Se ne sta andando un'altra settimana e non è stata certo banale per il mondo Bari. Tra i ricordi ancora vivi e le forti emozioni per la scomparsa di Igor Protti e le parole del presidente Luigi De Laurentiis, i motivi di discussioni e di riflessioni non sono mancati in casa biancorossa. Non sono stati certo giorni di noia e di scarse notizie e spunti. Si è cominciato proprio dalle parole di De Laurentiis dopo un'astinenza comunicativa che stava battendo tutti i record. A margine delle elezioni del nuovo presidente della FIGC, il patron biancorosso ha fatto come sempre discutere per il tono e il contenuto delle sue frasi. Si è detto addolorato e primo responsabile della debacle di questa stagione con quelle espressioni che tanto ha fatto arrabbiare i tifosi del Bari. L'accenno al fatto di avere Bari nel cuore e di voler riaprire i dialoghi per la cessione della società hanno fatto inviperire e non poco tutto l'ambiente biancorosso.

E' evidente come oramai tutti i tifosi del Bari non credano più ad una sola parola che viene detta dal presidente. La sfiducia è radicata ed è dentro il cuore di tutti i supporters baresi. Non c'è più la voglia di sentire nulla se non la speranza che questa proprietà ceda al più presto il pacchetto azionario di maggioranza del club biancorosso. Neanche la scelta di Pierpaolo Marino quale nuovo direttore generale ha scaldato il cuore dei tifosi. Il disinteresse verso questa società e verso questa squadra targata Filmauro è certificato di giorno in giorno. Le mosse di Palazzo di Città hanno fatto discutere il popolo barese tra un sentimento di poca fiducia e la riconoscenza da parte di alcuni tifosi del tentativo generoso da parte delle istituzioni cittadine di porre un freno alla situazione del club. In tutto ciò c'è una stagione di serie C da preparare e da costruire con un organico da rifare completamente e con un ambiente che dire ostile è dire poco.

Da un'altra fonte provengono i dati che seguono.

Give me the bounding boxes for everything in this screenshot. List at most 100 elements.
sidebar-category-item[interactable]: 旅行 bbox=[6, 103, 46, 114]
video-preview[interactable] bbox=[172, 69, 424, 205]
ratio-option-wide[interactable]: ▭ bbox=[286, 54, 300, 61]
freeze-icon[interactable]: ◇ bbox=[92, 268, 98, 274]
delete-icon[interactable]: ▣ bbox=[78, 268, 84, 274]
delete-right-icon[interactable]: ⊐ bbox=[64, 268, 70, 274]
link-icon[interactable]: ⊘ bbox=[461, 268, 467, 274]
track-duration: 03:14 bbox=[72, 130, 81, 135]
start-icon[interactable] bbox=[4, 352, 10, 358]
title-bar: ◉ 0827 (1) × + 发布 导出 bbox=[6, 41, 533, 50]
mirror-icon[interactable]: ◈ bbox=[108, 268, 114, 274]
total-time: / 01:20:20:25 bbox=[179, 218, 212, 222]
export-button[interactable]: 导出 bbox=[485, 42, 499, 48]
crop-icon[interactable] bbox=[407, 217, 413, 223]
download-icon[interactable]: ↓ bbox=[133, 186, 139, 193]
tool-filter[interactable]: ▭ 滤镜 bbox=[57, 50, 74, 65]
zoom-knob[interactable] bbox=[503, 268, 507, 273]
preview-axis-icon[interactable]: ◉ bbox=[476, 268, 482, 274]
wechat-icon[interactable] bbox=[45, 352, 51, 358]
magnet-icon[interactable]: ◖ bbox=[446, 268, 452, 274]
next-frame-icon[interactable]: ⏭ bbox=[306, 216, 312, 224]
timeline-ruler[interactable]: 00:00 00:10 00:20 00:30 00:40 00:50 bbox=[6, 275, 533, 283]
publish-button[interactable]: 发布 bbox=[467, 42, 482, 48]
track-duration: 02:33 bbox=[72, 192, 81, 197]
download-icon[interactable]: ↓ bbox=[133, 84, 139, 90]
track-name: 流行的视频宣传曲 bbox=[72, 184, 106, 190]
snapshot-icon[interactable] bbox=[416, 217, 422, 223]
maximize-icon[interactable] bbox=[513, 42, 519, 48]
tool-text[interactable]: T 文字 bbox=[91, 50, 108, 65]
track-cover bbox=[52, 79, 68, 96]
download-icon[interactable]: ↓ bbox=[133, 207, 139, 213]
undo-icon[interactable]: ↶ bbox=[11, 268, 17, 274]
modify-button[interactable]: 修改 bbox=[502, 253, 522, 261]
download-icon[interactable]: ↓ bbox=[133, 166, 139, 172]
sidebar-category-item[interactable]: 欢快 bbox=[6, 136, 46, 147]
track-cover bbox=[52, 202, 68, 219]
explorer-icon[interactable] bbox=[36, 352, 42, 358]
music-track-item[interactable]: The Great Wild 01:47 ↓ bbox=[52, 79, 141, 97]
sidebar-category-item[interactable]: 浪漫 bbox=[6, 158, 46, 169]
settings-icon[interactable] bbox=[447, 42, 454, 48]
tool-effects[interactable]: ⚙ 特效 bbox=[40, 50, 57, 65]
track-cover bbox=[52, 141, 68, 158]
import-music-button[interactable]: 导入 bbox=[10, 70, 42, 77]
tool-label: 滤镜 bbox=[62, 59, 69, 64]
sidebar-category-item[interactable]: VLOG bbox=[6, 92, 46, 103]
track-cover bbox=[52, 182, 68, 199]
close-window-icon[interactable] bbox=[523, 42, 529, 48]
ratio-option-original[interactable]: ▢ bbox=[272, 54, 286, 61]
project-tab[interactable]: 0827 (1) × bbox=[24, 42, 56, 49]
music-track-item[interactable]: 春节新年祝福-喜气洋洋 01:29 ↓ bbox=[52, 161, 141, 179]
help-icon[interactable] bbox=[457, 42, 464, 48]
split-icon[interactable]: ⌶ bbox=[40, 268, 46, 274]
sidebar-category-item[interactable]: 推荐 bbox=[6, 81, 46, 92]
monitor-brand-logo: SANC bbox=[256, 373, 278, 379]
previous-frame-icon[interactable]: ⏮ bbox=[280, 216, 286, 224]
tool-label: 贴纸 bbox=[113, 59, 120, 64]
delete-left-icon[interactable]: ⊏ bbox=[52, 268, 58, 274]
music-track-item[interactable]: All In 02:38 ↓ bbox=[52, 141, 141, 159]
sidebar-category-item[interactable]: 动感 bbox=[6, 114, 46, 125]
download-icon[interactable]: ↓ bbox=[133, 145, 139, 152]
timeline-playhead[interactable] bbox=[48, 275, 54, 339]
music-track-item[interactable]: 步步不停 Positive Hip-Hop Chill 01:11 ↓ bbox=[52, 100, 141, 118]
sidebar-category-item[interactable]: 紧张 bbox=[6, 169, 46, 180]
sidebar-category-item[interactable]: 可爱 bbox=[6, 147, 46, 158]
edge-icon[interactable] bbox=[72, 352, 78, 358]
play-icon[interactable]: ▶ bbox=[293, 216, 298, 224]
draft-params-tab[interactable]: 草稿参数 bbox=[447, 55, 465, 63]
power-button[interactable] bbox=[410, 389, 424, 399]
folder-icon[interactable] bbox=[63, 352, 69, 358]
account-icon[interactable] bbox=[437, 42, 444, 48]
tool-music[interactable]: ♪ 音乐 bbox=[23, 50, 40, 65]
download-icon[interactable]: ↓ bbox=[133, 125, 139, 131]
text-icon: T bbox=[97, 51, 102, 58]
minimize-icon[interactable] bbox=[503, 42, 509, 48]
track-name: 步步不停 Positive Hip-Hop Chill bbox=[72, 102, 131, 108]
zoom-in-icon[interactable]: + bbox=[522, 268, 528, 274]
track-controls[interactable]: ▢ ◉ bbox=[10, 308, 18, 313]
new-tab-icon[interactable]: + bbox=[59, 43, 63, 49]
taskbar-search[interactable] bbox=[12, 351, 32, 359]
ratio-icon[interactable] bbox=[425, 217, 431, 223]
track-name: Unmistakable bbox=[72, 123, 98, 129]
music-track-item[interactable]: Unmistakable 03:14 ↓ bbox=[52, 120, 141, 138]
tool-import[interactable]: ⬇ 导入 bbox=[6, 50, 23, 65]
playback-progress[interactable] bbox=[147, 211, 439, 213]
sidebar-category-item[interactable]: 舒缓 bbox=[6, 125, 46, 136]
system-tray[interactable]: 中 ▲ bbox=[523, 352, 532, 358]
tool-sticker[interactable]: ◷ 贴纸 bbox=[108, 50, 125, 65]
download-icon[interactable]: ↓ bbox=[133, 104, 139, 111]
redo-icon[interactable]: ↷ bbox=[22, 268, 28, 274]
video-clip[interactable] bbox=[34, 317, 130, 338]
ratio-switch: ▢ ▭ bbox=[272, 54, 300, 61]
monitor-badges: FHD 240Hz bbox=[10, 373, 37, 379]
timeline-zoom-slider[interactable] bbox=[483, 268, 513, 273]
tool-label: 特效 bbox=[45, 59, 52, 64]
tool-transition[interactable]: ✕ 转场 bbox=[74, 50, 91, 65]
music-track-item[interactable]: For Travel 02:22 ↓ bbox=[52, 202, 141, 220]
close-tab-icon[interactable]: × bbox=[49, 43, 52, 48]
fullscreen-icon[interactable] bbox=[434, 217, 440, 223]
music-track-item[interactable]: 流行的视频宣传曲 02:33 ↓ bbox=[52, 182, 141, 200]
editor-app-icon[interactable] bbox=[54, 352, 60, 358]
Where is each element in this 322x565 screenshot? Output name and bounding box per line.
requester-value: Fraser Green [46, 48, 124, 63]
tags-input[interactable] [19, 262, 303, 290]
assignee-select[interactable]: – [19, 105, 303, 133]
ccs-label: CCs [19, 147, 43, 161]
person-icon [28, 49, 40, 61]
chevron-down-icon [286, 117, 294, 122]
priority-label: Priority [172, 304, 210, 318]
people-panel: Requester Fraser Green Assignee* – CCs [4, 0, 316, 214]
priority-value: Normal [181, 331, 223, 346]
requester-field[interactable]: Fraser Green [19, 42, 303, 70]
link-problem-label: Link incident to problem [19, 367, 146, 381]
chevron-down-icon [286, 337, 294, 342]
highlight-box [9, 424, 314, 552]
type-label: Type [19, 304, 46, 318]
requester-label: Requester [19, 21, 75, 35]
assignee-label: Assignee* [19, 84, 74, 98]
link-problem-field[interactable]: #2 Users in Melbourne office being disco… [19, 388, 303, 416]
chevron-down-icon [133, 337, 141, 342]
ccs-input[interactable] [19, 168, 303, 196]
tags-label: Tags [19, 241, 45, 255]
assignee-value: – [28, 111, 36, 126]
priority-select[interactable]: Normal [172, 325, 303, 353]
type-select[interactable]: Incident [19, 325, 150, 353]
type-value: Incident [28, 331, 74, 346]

In questo contesto raccontato è impossibile non tornare a parlare della scomparsa di Igor Protti e di tutto il contorno di affetto e commozione che ne è derivato. L'episodio simbolo di tutto ciò è stato il saluto struggente che la tifoseria ha voluto dedicare ad Igor ieri sera al San Nicola. Una serata difficile da dimenticare ma che cementifica per sempre l'amore di Bari e del Bari per Protti. Un sentimento che sarà scolpito per sempre in tutti i tifosi biancorossi. Di certo un contesto che stride con l'attualità di un Bari che è assolutamente lontano anni luce da quello che ha rappresentato degnamente la città all'epoca di Igor.